AUSTRALIA
The Saturday Paper
In the West Australian Wheatbelt town of Narrogin, they wait for Armageddon. They wait for Jehovah’s angels to empty the vials of his wrath, turning the oceans into blood and fracturing the land with “a great earthquake, such as was not seen since men were upon the earth”. The vast fields that surround their town will no longer yield crops; the voices of avenging angels will sound like trumpets in the sky. Despite numerous revisions to their prophecies, the Jehovah’s Witnesses believe End Times are imminent. This eschatology remains central to their faith – their expectation that the world will be violently purged. Politics is anathema, a vain repudiation of this final reckoning. It is what explains their tireless evangelising – it’s pointless to change a world that will be destroyed, the real game is changing souls.

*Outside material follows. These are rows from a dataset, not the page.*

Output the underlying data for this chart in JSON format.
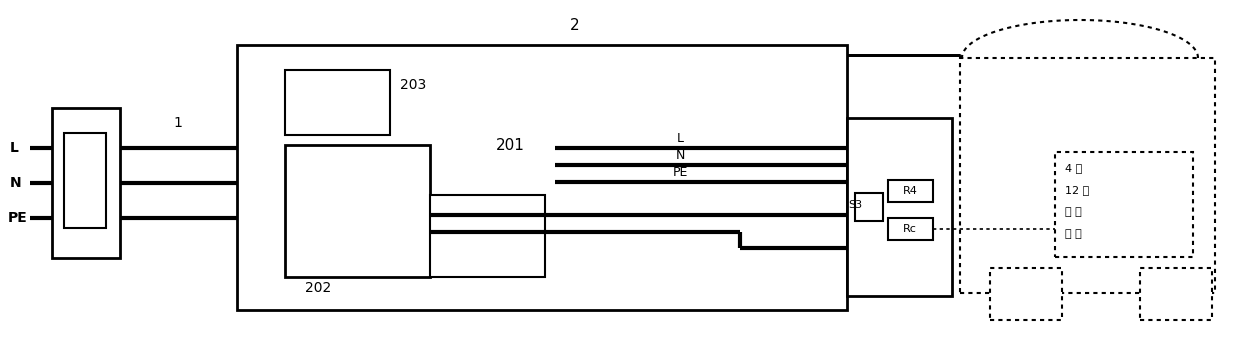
{
  "fig_width": 12.38,
  "fig_height": 3.46,
  "bg_color": "#ffffff",
  "lc": "#000000",
  "label_2": "2",
  "label_1": "1",
  "label_L": "L",
  "label_N": "N",
  "label_PE": "PE",
  "label_201": "201",
  "label_202": "202",
  "label_203": "203",
  "label_R4": "R4",
  "label_S3": "S3",
  "label_Rc": "Rc",
  "label_line_L": "L",
  "label_line_N": "N",
  "label_line_PE": "PE",
  "right_text": [
    "4 传",
    "12 制",
    "控 制",
    "装 置"
  ]
}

BCB – a pseudonym appointed by the royal commission into child abuse – was a young girl living on her family’s farm in the Wheatbelt. About 1979, her parents decided she should change schools to the nearby town of Narrogin. Her mother was a Jehovah’s Witness, and decided they should change to the Narrogin congregation as a matter of convenience. “The Sunday and Wednesday meetings of the Narrogin congregation were held at the Narrogin Kingdom Hall and were attended by the whole congregation,” BCB said in tearful testimony this week. “At these meetings, one of the elders would usually deliver a public talk from the platform based on a reading from The Watchtower magazine, or give a talk from the Bible. At these meetings, the elders would also lead question-and-answer sessions and give specific training about our door-to-door preaching.
“Bill Neill was one of two elders. At the time I understood that Bill’s position as an elder gave him authority in the Jehovah’s Witness community. I looked up to Bill because he was an elder. Everybody in the congregation respected and trusted Bill, including my mum.”
Neill would serially molest BCB throughout the 1980s. But compounding the trauma of this abuse was the congregation’s disastrous – and yet entirely predictable – response to it.